A good example is Cao Zhixin, an editor at Peking University Press who helped lead a group of women in a peaceful protest last November against the harsh impact of China’s rigid lockdowns against COVID-19.

“She was scared but excited,” one of Ms. Cao’s friends told The Guardian. “She had never seen a public assembly before and that was her first time. After they let out their long-repressed emotions, they felt liberated.”

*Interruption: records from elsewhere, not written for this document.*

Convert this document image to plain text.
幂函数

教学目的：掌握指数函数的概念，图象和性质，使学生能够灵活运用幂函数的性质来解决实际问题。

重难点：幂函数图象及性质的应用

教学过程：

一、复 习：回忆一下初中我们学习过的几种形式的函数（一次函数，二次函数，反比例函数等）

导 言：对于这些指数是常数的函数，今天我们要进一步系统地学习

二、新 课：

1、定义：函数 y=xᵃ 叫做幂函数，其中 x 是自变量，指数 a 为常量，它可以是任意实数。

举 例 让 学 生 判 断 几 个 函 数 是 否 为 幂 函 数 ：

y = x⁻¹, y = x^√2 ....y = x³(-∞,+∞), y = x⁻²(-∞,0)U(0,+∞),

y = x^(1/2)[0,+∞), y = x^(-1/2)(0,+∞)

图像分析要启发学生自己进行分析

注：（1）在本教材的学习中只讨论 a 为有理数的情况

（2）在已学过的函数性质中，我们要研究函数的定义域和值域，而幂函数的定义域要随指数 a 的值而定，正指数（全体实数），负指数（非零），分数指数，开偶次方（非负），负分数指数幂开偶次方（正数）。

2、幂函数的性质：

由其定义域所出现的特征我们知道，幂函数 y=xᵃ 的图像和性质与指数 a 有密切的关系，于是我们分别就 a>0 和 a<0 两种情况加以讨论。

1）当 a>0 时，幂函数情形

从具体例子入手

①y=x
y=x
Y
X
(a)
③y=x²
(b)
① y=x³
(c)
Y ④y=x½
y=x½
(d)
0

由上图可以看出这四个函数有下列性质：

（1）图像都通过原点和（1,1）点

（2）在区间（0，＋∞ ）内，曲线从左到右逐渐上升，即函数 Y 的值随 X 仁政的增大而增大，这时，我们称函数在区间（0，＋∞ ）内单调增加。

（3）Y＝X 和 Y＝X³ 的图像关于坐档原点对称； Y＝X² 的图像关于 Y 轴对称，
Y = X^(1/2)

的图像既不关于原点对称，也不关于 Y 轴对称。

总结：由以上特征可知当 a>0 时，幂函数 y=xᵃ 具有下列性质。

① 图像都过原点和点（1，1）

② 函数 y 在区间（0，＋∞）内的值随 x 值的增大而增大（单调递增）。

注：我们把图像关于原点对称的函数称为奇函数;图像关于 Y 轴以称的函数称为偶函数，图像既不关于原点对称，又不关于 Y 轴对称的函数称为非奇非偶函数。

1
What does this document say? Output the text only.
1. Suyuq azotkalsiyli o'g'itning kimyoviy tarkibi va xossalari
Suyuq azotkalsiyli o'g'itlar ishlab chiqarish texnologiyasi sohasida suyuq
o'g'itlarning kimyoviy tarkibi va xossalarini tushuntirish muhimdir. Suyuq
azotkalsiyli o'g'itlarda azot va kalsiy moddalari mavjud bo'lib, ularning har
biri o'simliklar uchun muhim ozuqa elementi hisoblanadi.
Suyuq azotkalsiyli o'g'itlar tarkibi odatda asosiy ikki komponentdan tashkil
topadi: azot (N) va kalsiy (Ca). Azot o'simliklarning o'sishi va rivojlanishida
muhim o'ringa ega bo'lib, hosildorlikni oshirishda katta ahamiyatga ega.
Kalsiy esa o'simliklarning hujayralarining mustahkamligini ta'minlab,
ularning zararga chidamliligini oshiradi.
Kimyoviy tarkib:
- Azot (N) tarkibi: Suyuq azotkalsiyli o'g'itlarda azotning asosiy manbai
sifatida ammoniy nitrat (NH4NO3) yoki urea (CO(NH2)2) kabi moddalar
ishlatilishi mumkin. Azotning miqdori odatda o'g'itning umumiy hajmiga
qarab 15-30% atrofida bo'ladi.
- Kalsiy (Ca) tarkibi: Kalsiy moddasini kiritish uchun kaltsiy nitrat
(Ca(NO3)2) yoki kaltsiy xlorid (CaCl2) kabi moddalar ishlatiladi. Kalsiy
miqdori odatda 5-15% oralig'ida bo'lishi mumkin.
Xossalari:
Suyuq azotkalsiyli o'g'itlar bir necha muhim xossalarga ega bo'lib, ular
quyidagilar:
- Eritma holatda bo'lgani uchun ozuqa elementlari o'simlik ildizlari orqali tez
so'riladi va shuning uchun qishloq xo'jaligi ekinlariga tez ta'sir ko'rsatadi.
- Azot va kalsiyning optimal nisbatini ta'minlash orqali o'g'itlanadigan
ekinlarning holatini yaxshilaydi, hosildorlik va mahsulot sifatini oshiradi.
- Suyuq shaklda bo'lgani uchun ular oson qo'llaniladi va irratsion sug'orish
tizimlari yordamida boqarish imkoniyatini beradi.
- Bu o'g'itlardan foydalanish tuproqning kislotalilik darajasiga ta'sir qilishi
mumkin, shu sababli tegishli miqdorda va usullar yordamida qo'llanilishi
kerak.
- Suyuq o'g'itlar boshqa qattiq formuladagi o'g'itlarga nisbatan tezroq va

These initial protests then exploded into anti-regime demonstrations across 31 cities, lasting for days with women on the front lines. It was China’s biggest uprising since the 1989 Tiananmen movement and forced the ruling Communist Party to quickly abandon its COVID-19 restrictions. Chinese leader Xi Jinping “had to bow to female protesters,” wrote China expert Katsuji Nakazawa in Nikkei Asia.

Ms. Cao became famous when a video she recorded in anticipation of being arrested went viral in January after she was formally charged. “Don’t let us disappear quietly from this world!” she said in the video. Her voice is now silenced as she remains in jail along with dozens of other protesters, including many of her friends.

In Russia, protests against the war in Ukraine were quickly suppressed after the Feb. 24 invasion. Yet the most famous protest came on television in mid-March. Marina Ovsyannikova, a female editor at Channel One Russia, held up an anti-war banner during a live broadcast. It said, “don’t believe the propaganda, here you are being lied to.”

She has since fled to France, but an online resistance to the war has since grown, relying on dozens of women activist groups working in an anti-hierarchical and collaborative style. As Ella Rossman, a Russian activist and historian in Britain, told The Moscow Times, the mobilization of woman activists has resulted in a “new understanding of female agency.”

In Iran, women-led protests began in September after a young woman, Mahsa Amini, was arrested for violating the female dress code and later died during police custody. The uprising that followed included many parts of society, leading to a violent crackdown but forcing the regime to pull its “morality police” from the streets.

The protests in Iran have been quelled, but many women and girls continue to shed their hijabs and uncover their hair in public. Perhaps most remarkable was that so many “men are willing to die for women’s freedom” in Iran, as actress Golshifteh Farahani told Le Monde. “Iranian women have already won.” That may be just the right message for this year’s International Women’s Day.